Some other exemptions are allowed by law. Contact your county assessor for more information.

Taxable personal property

All personal property in Idaho, unless exempt, is subject to assessment and taxation. You must report all of your taxable personal property to your county assessor using a personal property declaration form available from the assessor. If the value of all of your personal property is $250,000 or less, you previously qualified for the $250,000 exemption, and you haven’t acquired taxable personal property that would result in a total value greater than $250,000, you may not need to file annual reports. Check with your assessor.

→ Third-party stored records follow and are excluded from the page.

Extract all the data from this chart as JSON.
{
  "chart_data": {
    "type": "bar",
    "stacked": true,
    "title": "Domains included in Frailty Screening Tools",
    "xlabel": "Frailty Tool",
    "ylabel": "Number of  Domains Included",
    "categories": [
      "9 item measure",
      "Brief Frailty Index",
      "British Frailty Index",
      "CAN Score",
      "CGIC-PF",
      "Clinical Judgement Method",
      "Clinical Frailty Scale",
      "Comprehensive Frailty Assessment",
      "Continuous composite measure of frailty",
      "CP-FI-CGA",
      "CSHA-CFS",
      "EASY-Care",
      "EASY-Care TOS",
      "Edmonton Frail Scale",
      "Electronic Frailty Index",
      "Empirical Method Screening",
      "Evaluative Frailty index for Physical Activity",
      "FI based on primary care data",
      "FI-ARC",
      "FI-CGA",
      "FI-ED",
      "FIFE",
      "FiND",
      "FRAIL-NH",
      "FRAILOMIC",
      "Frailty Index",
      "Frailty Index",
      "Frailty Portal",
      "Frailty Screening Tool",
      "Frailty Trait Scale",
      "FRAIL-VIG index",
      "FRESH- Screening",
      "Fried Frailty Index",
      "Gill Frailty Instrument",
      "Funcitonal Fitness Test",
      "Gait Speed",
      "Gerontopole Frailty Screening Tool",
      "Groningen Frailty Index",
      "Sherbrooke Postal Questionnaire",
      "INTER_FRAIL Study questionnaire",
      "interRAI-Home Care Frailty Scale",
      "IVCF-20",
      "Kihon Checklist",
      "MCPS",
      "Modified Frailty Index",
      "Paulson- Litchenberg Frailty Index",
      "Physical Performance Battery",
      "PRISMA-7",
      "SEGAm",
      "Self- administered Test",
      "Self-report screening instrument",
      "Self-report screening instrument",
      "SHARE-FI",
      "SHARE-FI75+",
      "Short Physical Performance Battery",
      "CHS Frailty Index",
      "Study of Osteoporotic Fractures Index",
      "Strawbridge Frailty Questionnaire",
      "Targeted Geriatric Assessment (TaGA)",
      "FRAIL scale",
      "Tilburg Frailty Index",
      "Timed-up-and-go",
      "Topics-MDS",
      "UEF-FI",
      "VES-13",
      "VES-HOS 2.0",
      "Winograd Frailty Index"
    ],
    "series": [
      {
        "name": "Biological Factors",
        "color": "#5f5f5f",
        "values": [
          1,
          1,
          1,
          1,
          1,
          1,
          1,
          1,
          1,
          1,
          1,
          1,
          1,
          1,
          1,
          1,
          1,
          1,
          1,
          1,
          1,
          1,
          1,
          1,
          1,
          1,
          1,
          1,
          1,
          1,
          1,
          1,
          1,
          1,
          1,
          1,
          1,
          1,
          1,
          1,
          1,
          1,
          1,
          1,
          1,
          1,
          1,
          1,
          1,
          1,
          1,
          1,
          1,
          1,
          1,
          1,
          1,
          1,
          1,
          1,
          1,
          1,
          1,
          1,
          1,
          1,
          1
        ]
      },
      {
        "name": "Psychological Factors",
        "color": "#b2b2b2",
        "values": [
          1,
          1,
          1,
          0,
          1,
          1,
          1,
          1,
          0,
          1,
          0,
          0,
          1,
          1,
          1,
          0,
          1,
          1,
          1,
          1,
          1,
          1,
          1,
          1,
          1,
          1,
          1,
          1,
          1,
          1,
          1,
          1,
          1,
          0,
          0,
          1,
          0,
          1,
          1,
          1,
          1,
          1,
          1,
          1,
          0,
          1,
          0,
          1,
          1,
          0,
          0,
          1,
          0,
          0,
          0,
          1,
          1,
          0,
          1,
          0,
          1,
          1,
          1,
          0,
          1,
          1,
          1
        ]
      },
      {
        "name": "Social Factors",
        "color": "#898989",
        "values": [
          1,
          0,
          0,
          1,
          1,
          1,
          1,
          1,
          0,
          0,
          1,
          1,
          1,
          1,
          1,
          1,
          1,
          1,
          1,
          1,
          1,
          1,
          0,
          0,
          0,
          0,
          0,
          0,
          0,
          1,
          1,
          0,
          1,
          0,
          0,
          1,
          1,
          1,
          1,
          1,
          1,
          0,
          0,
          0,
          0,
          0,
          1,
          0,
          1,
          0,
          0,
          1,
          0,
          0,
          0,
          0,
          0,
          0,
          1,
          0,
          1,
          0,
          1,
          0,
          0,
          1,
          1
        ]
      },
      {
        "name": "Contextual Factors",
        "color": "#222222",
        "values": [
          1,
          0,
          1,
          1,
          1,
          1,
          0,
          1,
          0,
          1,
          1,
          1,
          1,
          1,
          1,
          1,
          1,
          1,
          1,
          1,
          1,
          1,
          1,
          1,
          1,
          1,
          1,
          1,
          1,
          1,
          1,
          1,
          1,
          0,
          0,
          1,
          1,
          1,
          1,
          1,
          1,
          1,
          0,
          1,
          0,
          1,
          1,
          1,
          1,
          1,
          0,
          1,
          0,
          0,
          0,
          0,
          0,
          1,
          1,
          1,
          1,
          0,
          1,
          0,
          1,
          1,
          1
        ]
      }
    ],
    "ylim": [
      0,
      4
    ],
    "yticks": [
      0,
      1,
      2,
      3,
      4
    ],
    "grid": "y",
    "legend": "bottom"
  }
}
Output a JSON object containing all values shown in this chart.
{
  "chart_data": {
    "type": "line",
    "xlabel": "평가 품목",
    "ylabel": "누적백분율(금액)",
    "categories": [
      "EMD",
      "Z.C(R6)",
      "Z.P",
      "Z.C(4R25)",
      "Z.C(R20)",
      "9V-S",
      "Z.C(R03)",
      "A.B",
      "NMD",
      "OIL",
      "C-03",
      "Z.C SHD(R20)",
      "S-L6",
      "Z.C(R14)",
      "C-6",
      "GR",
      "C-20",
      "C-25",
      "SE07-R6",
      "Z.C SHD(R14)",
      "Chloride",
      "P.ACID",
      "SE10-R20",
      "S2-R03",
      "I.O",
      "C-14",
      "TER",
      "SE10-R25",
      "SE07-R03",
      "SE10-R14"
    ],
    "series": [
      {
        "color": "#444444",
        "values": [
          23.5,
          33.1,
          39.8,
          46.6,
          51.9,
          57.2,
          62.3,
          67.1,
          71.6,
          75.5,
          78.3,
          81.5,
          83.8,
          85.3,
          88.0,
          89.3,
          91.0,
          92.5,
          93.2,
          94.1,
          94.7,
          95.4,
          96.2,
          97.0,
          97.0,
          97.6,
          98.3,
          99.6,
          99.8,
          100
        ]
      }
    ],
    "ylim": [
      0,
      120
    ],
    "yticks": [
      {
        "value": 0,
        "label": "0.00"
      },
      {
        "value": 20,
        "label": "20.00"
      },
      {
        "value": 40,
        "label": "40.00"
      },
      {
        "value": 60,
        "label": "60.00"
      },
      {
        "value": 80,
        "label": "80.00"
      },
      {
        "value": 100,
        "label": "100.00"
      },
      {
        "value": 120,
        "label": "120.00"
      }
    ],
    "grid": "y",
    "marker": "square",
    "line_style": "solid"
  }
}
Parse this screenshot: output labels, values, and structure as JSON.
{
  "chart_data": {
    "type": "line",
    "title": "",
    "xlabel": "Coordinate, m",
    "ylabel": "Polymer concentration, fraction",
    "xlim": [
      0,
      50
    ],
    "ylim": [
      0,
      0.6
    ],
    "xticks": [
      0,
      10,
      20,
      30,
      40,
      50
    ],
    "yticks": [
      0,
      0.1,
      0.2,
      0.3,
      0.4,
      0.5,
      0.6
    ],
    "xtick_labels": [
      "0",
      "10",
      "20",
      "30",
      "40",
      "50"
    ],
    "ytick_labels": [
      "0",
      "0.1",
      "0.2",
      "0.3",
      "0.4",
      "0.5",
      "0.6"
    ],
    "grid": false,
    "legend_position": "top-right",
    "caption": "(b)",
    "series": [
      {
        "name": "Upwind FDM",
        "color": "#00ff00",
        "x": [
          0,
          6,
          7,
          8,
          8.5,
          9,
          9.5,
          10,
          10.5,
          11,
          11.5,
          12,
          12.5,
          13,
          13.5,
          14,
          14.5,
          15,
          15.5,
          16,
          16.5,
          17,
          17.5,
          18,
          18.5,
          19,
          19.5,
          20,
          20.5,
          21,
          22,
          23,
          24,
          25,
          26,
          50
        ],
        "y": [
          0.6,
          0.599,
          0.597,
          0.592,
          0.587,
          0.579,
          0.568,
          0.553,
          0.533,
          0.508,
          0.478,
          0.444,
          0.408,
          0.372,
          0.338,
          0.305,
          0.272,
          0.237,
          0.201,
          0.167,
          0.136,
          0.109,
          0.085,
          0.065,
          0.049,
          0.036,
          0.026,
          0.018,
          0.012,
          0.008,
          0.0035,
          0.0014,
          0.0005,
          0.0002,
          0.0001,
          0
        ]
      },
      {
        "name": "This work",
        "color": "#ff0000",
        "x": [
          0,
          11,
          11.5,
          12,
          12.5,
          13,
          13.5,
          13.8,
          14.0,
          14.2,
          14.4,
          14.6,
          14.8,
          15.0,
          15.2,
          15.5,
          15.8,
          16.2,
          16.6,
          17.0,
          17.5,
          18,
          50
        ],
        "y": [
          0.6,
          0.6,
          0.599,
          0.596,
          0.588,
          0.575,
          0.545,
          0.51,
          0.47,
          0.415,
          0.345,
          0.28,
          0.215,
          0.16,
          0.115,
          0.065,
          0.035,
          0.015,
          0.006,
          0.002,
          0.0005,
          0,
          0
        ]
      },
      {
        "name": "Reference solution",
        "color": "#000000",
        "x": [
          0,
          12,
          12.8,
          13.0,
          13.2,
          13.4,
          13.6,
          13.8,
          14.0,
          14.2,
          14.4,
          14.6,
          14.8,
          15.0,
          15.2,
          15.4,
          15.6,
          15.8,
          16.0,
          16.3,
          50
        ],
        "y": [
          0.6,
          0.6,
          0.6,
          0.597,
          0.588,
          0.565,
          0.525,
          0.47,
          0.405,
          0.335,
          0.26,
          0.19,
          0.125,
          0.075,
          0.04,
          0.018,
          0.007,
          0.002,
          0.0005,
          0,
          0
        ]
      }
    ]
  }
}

Valuation of personal property

The assessor uses the information provided on your declaration to determine the current retail market value. This value includes shipping, installation, and other costs incurred to have the property functioning. Several tools or methods are used to arrive at this value, including depreciation tables, sales information, cost guides, and other sources.

Market value defined

Market value is the amount of United States dollars or equivalent for which, in all probability, a property would exchange hands between a willing seller under no compulsion to sell and an informed, capable buyer, with a reasonable time allowed to complete the sale.

Assessed value of your personal property

The value of personal property is stated on the assessment notice. The county assessor usually mails this notice to you by the first Monday in June.

If you start a new business after January 1, the assessment notice for your personal property is usually mailed by the fourth Monday of November. The assessment notice for transient personal property is also mailed in November. When you get your notice, look at it carefully to make sure all the information is accurate. (See Appealing my personal property assessment, below.)

Determining your personal property tax

Many kinds of taxing districts exist in Idaho. Some, like cities and counties, provide a wide range of services. Other districts levy taxes for specific purposes like highways, schools, or fire protection. Each taxing district is administered by officials who determine how much money the district needs to provide services.

After a district’s budget is set, the part of the budget funded by property taxes is divided by the total taxable value of all property within the taxing district to arrive at a tax rate. The tax rate is multiplied by the taxable value of your property, resulting in the amount of taxes you owe. Some district levies don’t apply to personal property.

Appealing your personal property assessment

Contact your county assessor if you disagree with the assessed value or you have questions about your assessment. You can review the information that the assessor has to ensure its accuracy.

If you can’t resolve your disagreement with the assessor, you may appeal to the county board of equalization, which consists of your elected county commissioners. Please contact your county clerk for information.

Be prepared to document your reasons for requesting a change in your property’s assessed value. You’ll need to show that the assessor’s value is not the current market value of the personal property.